DI James checked that his sergeant was out of hearing. “Because you deliberately provoke me,” he said.
“Provoke you? I don’t understand.”
“You have this little girl-lost look in your eyes that always makes me want to hold you tight and kiss you, so the vampires won’t get you.” He was standing far to
o close to me.
“So why don’t you?” I faltered, holding onto the doorway for support.
“Because I’ve got more sense,” he said, striding away.
CHAPTER THIRTEEN
The plastic bag of flotsam from Ellen Swantry’s bedside drawer stood unopened in my office for a whole day. I couldn’t bring myself to check it, busied myself with other work. It seemed an invasion of privacy, like going through her laundry basket. I had begun to like the woman.
She had rattled around in that big old house, living in a degree of gentile poverty, only able to afford to heat two rooms, selling off the furniture and pictures, yet continuing to fight for what she thought were her rights in regard to the boundary dispute with Ursula Carling.
It must have been a wrench to leave her home and devote her few remaining years to the terminally ill, then to die herself in mean and despicable circumstances. She didn’t deserve such an end. Or did she? No one knew much about her.
People’s bedside drawers hold secrets. They fold their daytime selves away into them before they sleep. Mine has no secrets because it isn’t a drawer. I have a long two-shelved coffee table for my books, clock, night cream from The Body Shop, inhaler and a little teddy-bear who looked so sad on a charity stall at a summer fete that I had to give him a home. I carried him hidden inside my T-shirt all day like a third bosom. His ears have perked up a bit and he’s not so lonely now with the arcade bear Jack gave me beside him.
Finally, I could put it off no longer. I tipped out Ellen Swantry’s secret self. She flooded the floor.

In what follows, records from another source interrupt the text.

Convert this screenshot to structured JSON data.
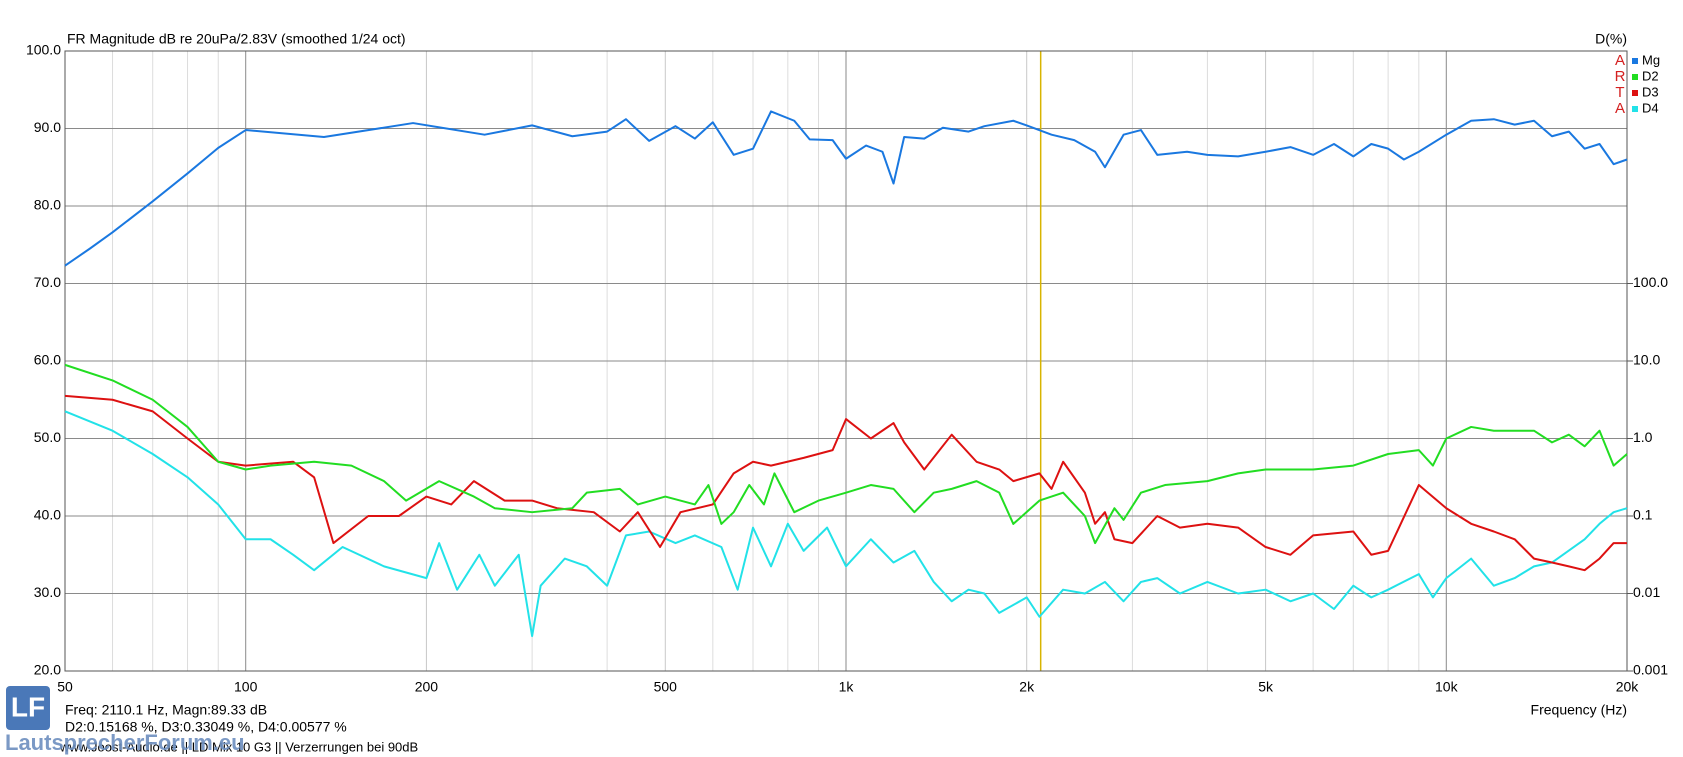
{
  "chart_data": {
    "type": "line",
    "title": "FR Magnitude dB re 20uPa/2.83V (smoothed 1/24 oct)",
    "y2_title": "D(%)",
    "x_label": "Frequency (Hz)",
    "xscale": "log",
    "y2scale": "log",
    "grid": true,
    "legend": "top-right",
    "xlim": [
      50,
      20000
    ],
    "xticks": [
      50,
      100,
      200,
      500,
      {
        "value": 1000,
        "label": "1k"
      },
      {
        "value": 2000,
        "label": "2k"
      },
      {
        "value": 5000,
        "label": "5k"
      },
      {
        "value": 10000,
        "label": "10k"
      },
      {
        "value": 20000,
        "label": "20k"
      }
    ],
    "xminorticks": [
      60,
      70,
      80,
      90,
      300,
      400,
      600,
      700,
      800,
      900,
      3000,
      4000,
      6000,
      7000,
      8000,
      9000
    ],
    "ylim": [
      20,
      100
    ],
    "yticks": [
      {
        "value": 20,
        "label": "20.0"
      },
      {
        "value": 30,
        "label": "30.0"
      },
      {
        "value": 40,
        "label": "40.0"
      },
      {
        "value": 50,
        "label": "50.0"
      },
      {
        "value": 60,
        "label": "60.0"
      },
      {
        "value": 70,
        "label": "70.0"
      },
      {
        "value": 80,
        "label": "80.0"
      },
      {
        "value": 90,
        "label": "90.0"
      },
      {
        "value": 100,
        "label": "100.0"
      }
    ],
    "y2lim": [
      0.001,
      100000
    ],
    "y2ticks": [
      0.001,
      0.01,
      0.1,
      {
        "value": 1,
        "label": "1.0"
      },
      {
        "value": 10,
        "label": "10.0"
      },
      {
        "value": 100,
        "label": "100.0"
      }
    ],
    "cursor_x": 2110.1,
    "cursor_color": "#d8b400",
    "brand_letters": [
      "A",
      "R",
      "T",
      "A"
    ],
    "series": [
      {
        "name": "Mg",
        "color": "#1a78e0",
        "x": [
          50,
          55,
          60,
          70,
          80,
          90,
          100,
          135,
          190,
          250,
          300,
          350,
          400,
          430,
          470,
          520,
          560,
          600,
          650,
          700,
          750,
          820,
          870,
          950,
          1000,
          1080,
          1150,
          1200,
          1250,
          1350,
          1450,
          1600,
          1700,
          1900,
          2000,
          2200,
          2400,
          2600,
          2700,
          2900,
          3100,
          3300,
          3700,
          4000,
          4500,
          5000,
          5500,
          6000,
          6500,
          7000,
          7500,
          8000,
          8500,
          9000,
          10000,
          11000,
          12000,
          13000,
          14000,
          15000,
          16000,
          17000,
          18000,
          19000,
          20000
        ],
        "values": [
          72.3,
          74.5,
          76.6,
          80.6,
          84.2,
          87.5,
          89.8,
          88.9,
          90.7,
          89.2,
          90.4,
          89,
          89.6,
          91.2,
          88.4,
          90.3,
          88.7,
          90.8,
          86.6,
          87.4,
          92.2,
          91,
          88.6,
          88.5,
          86.1,
          87.8,
          87,
          82.9,
          88.9,
          88.7,
          90.1,
          89.6,
          90.3,
          91,
          90.4,
          89.2,
          88.5,
          87,
          85,
          89.2,
          89.8,
          86.6,
          87,
          86.6,
          86.4,
          87,
          87.6,
          86.6,
          88,
          86.4,
          88,
          87.4,
          86,
          87,
          89.2,
          91,
          91.2,
          90.5,
          91,
          89,
          89.6,
          87.4,
          88,
          85.4,
          86
        ]
      },
      {
        "name": "D2",
        "color": "#22dd22",
        "axis": "y2",
        "x": [
          50,
          60,
          70,
          80,
          90,
          100,
          110,
          130,
          150,
          170,
          185,
          210,
          240,
          260,
          300,
          350,
          370,
          420,
          450,
          500,
          560,
          590,
          620,
          650,
          690,
          730,
          760,
          820,
          900,
          1000,
          1100,
          1200,
          1300,
          1400,
          1500,
          1650,
          1800,
          1900,
          2100,
          2300,
          2500,
          2600,
          2800,
          2900,
          3100,
          3400,
          4000,
          4500,
          5000,
          6000,
          7000,
          8000,
          9000,
          9500,
          10000,
          11000,
          12000,
          14000,
          15000,
          16000,
          17000,
          18000,
          19000,
          20000
        ],
        "values": [
          8.91,
          5.62,
          3.16,
          1.41,
          0.501,
          0.398,
          0.447,
          0.501,
          0.447,
          0.282,
          0.158,
          0.282,
          0.178,
          0.126,
          0.112,
          0.126,
          0.2,
          0.224,
          0.141,
          0.178,
          0.141,
          0.251,
          0.079,
          0.112,
          0.251,
          0.141,
          0.355,
          0.112,
          0.158,
          0.2,
          0.251,
          0.224,
          0.112,
          0.2,
          0.224,
          0.282,
          0.2,
          0.079,
          0.158,
          0.2,
          0.1,
          0.0447,
          0.126,
          0.0891,
          0.2,
          0.251,
          0.282,
          0.355,
          0.398,
          0.398,
          0.447,
          0.631,
          0.708,
          0.447,
          1.0,
          1.41,
          1.26,
          1.26,
          0.891,
          1.12,
          0.794,
          1.26,
          0.447,
          0.631
        ]
      },
      {
        "name": "D3",
        "color": "#dd1111",
        "axis": "y2",
        "x": [
          50,
          60,
          70,
          80,
          90,
          100,
          120,
          130,
          140,
          160,
          180,
          200,
          220,
          240,
          270,
          300,
          330,
          380,
          420,
          450,
          490,
          530,
          600,
          650,
          700,
          750,
          850,
          950,
          1000,
          1100,
          1200,
          1250,
          1350,
          1500,
          1650,
          1800,
          1900,
          2100,
          2200,
          2300,
          2500,
          2600,
          2700,
          2800,
          3000,
          3300,
          3600,
          4000,
          4500,
          5000,
          5500,
          6000,
          7000,
          7500,
          8000,
          9000,
          10000,
          11000,
          12000,
          13000,
          14000,
          15000,
          16000,
          17000,
          18000,
          19000,
          20000
        ],
        "values": [
          3.55,
          3.16,
          2.24,
          1.0,
          0.501,
          0.447,
          0.501,
          0.316,
          0.0447,
          0.1,
          0.1,
          0.178,
          0.141,
          0.282,
          0.158,
          0.158,
          0.126,
          0.112,
          0.0631,
          0.112,
          0.0398,
          0.112,
          0.141,
          0.355,
          0.501,
          0.447,
          0.562,
          0.708,
          1.78,
          1.0,
          1.58,
          0.891,
          0.398,
          1.12,
          0.501,
          0.398,
          0.282,
          0.355,
          0.224,
          0.501,
          0.2,
          0.0794,
          0.112,
          0.0501,
          0.0447,
          0.1,
          0.0708,
          0.0794,
          0.0708,
          0.0398,
          0.0316,
          0.0562,
          0.0631,
          0.0316,
          0.0355,
          0.251,
          0.126,
          0.0794,
          0.0631,
          0.0501,
          0.0282,
          0.0251,
          0.0224,
          0.02,
          0.0282,
          0.0447,
          0.0447
        ]
      },
      {
        "name": "D4",
        "color": "#22e2e8",
        "axis": "y2",
        "x": [
          50,
          60,
          70,
          80,
          90,
          100,
          110,
          120,
          130,
          145,
          170,
          200,
          210,
          225,
          245,
          260,
          285,
          300,
          310,
          340,
          370,
          400,
          430,
          470,
          520,
          560,
          620,
          660,
          700,
          750,
          800,
          850,
          930,
          1000,
          1100,
          1200,
          1300,
          1400,
          1500,
          1600,
          1700,
          1800,
          2000,
          2100,
          2300,
          2500,
          2700,
          2900,
          3100,
          3300,
          3600,
          4000,
          4500,
          5000,
          5500,
          6000,
          6500,
          7000,
          7500,
          8000,
          9000,
          9500,
          10000,
          11000,
          12000,
          13000,
          14000,
          15000,
          17000,
          18000,
          19000,
          20000
        ],
        "values": [
          2.24,
          1.26,
          0.631,
          0.316,
          0.141,
          0.0501,
          0.0501,
          0.0316,
          0.02,
          0.0398,
          0.0224,
          0.0158,
          0.0447,
          0.0112,
          0.0316,
          0.0126,
          0.0316,
          0.00282,
          0.0126,
          0.0282,
          0.0224,
          0.0126,
          0.0562,
          0.0631,
          0.0447,
          0.0562,
          0.0398,
          0.0112,
          0.0708,
          0.0224,
          0.0794,
          0.0355,
          0.0708,
          0.0224,
          0.0501,
          0.0251,
          0.0355,
          0.0141,
          0.00794,
          0.0112,
          0.01,
          0.00562,
          0.00891,
          0.00501,
          0.0112,
          0.01,
          0.0141,
          0.00794,
          0.0141,
          0.0158,
          0.01,
          0.0141,
          0.01,
          0.0112,
          0.00794,
          0.01,
          0.00631,
          0.0126,
          0.00891,
          0.0112,
          0.0178,
          0.00891,
          0.0158,
          0.0282,
          0.0126,
          0.0158,
          0.0224,
          0.0251,
          0.0501,
          0.0794,
          0.112,
          0.126
        ]
      }
    ]
  },
  "cursor_info": [
    "Freq: 2110.1 Hz, Magn:89.33 dB",
    "D2:0.15168 %, D3:0.33049 %, D4:0.00577 %"
  ],
  "footer": "www.Joost-Audio.de || LD Mix 10 G3 || Verzerrungen bei 90dB",
  "logo": {
    "mark": "LF",
    "text": "LautsprecherForum.eu"
  }
}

Hair grips that had lost their grip sprinkled in patterns, hairnets floated like grey cobwebs, bills, receipts, a half used tube of intensive hand cream; a crumpled horoscope cut from a newspaper that told Ellen this was going to be a wonderful month. Perhaps heaven was wonderful. She knew now, one way or another. A half-eaten tube of Rolos, damp and mildewy; a packet of Welldorma sleeping tablets with several empty bubbles; letters.
I thumbed through the letters. Several were from the Order of St. Helios saying how delighted they were with her decision to join them and detailing the necessary arrangements. I’m not surprised they were delighted. Ellen Swantry had apparently offered them the proceeds from selling The Beeches. It made sense. She was going to leave her home to make a new home with them.